The Spanish fleet arrived off Roatán at 6:00 am on March 13, and after its defenders fired several ineffectual cannon shots, the Santa Matilde and the other ships anchored out of range. At 8 am Gálvez sent in his English-speaking second-in-command on the Santa Matilde, Enrique MacDonell, to request the surrender of the island's defenders. The defenders asked for six hours to consider their options, which Gálvez granted. After that time had elapsed, MacDonell came back with word that the defenders refused to surrender and were prepared to stand their ground "to the death." The Spanish were not surprised, as their sailors had noticed the English appeared to be preparing defenses during grace period. An immediate attack was not possible due to high winds and rough seas, so Gálvez then held council of his 11 officers, and a plan of attack was formulated.
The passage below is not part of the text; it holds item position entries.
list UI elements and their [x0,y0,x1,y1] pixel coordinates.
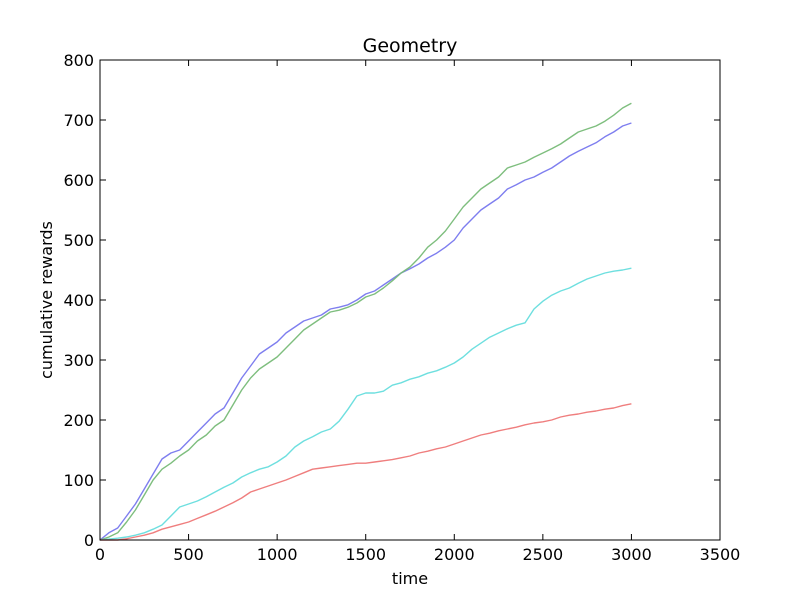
plot-area [99,102,632,541]
y-tick-label: 800 [63,51,94,70]
x-axis-label: time [392,569,428,588]
series-line-4 [100,403,632,541]
y-axis-label: cumulative rewards [37,221,56,379]
x-tick-label: 1500 [345,545,386,564]
series-line-2 [99,102,632,541]
y-tick-label: 400 [63,291,94,310]
y-tick-label: 600 [63,171,94,190]
y-tick-label: 0 [84,531,94,550]
series-line-1 [99,122,632,541]
x-tick-label: 0 [95,545,105,564]
x-tick-label: 1000 [257,545,298,564]
y-tick-label: 200 [63,411,94,430]
x-tick-label: 3500 [700,545,741,564]
x-tick-label: 2500 [522,545,563,564]
y-tick-label: 300 [63,351,94,370]
y-tick-label: 100 [63,471,94,490]
chart-title: Geometry [363,35,458,57]
x-tick-label: 2000 [434,545,475,564]
series-line-3 [99,267,632,541]
y-tick-label: 500 [63,231,94,250]
y-tick-label: 700 [63,111,94,130]
x-tick-label: 3000 [611,545,652,564]
x-tick-label: 500 [173,545,204,564]
axis-ticks: 0 500 1000 1500 2000 2500 3000 3500 0 100 200 300 40… [63,51,740,564]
At about 10:15 am on March 16, Spanish guns opened up against Forts Dalling and Despard, which guarded the mouth of New Port Royal's harbour. By 1:00 pm the British guns there had been silenced, and Major General Gabriel Herbias began landing troops. After the two forts were secured, the Spanish warships entered the harbour and began raking the town with cannon fire, while British artillery fired back from positions in the hills above the town. This exchange continued until sunset, at which time the British defenders capitulated. The Spanish had two killed and four wounded in the battle, while only two slaves were wounded on the other side.

==Aftermath==
Terms of surrender were agreed the next day. Gálvez and his men remained on the island for several days collecting weapons, rounding up slaves that had run away, destroying all the buildings and agriculture on the island, and burning many of the ships in the harbour, which they assumed to be used in smuggling and other illicit trade. The Spanish left the island on March 23, carrying as prisoners of war 81 British soldiers, 300 slaves, and 135 British civilians. The prisoners were sent to Havana, where the slaves were auctioned off and the others held until they could be exchanged.

Gálvez was able to only temporarily partially eliminate British influences in the area. He followed up his success at Roatán with the capture of Black River in early April, but any attempt to advance further lost momentum. James Lawrie, the commander at Black River, and Edward Marcus Despard successfully recaptured Black River, and were able to hold it until the end of the war.